A head gasket swap turned into an almost entire engine tear down just because of this little do-hicky.. Why, oh why, couldn't they just stick a little lip or something on this thing to keep it from popping out??

Well, it won't let me put a pic on here for some reason, but it's in my album...

http://www.nissanforums.com/members...chain-picture86-2012-0325mar-25-20120001.html

Sure, now that I'm there I can laugh about it a little, but yesterday? lol... Ah jeeze.


----------



## nvthis (Mar 17, 2012)

Ok, I do have a question to ask, if anyone wants to help...

When I got this thing apart everything lined up TDC except for the chain.. I was told not to sweat it as it takes something like 74.5 revolutions to match the exact position they have in the book (this being for an '85 z24). These pics show where my silver links are..

Nissan Forums: Nissan Forum - nvthis's Album: Timing chain - Picture

Nissan Forums: Nissan Forum - nvthis's Album: Timing chain - Picture

The crank lined up and the distributor lined up and this was the only position I could get the cam to line up.. Should I be concerned??? I figured at worst something wouldn't match up when the new head was put on (as it arrives TDC) but it came back in the exact same position as it left.. 

I suppose at the end of the day I don't know who all has been in this engine and what they may have done, so I thinki I am ok. I mean, it was running before, right? Thoughts?
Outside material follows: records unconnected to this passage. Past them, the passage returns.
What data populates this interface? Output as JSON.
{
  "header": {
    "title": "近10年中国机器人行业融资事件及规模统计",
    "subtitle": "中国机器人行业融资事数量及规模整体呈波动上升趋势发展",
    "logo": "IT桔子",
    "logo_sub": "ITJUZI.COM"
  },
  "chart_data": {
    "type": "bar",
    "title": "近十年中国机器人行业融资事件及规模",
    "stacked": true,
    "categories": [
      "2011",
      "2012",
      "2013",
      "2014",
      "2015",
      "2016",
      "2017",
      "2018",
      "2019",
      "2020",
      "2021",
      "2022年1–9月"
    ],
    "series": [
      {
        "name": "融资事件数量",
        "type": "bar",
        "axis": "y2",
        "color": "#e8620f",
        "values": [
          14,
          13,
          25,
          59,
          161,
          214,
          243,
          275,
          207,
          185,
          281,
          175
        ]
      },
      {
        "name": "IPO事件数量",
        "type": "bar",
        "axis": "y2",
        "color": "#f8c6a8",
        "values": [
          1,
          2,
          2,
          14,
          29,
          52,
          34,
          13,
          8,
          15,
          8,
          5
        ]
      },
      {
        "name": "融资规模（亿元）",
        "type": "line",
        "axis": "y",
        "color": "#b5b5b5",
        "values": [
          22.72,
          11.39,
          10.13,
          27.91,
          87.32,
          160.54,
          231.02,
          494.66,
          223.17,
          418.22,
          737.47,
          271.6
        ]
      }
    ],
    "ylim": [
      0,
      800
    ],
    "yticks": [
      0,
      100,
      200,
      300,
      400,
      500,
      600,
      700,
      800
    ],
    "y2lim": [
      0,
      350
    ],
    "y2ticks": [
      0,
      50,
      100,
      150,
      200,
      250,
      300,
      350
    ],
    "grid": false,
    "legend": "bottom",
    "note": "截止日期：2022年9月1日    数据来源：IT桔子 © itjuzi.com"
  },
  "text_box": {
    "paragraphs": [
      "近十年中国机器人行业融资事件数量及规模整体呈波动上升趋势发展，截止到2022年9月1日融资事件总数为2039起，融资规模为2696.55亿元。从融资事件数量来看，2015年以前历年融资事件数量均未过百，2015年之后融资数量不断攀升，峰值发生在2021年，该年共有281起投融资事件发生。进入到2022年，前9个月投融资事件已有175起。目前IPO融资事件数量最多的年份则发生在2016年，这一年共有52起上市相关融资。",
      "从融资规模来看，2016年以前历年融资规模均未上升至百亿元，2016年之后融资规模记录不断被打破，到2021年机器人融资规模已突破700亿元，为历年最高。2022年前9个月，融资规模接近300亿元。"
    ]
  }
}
Feel free to beat me down if need be.. I am not hugely experienced this far into the engine


----------



## SPEEDO (Jun 9, 2003)

they usually slip a wedge in there to keep the tensioner compressed


----------



## Grug (Aug 20, 2009)

Hey there. Welcome to the forum.

Well, as you've got the timing cover off, you may as well change the guides, sprockets and tensioner. The timing chain is the Achilles Heel of this truck. Who knows when you'll be into the belly of the beast again.

Have you read the sticky regarding timing chain overhaul on this site?

Here's another that might help.

How to replace the timing chain in a nissan truck

Good luck, man!


----------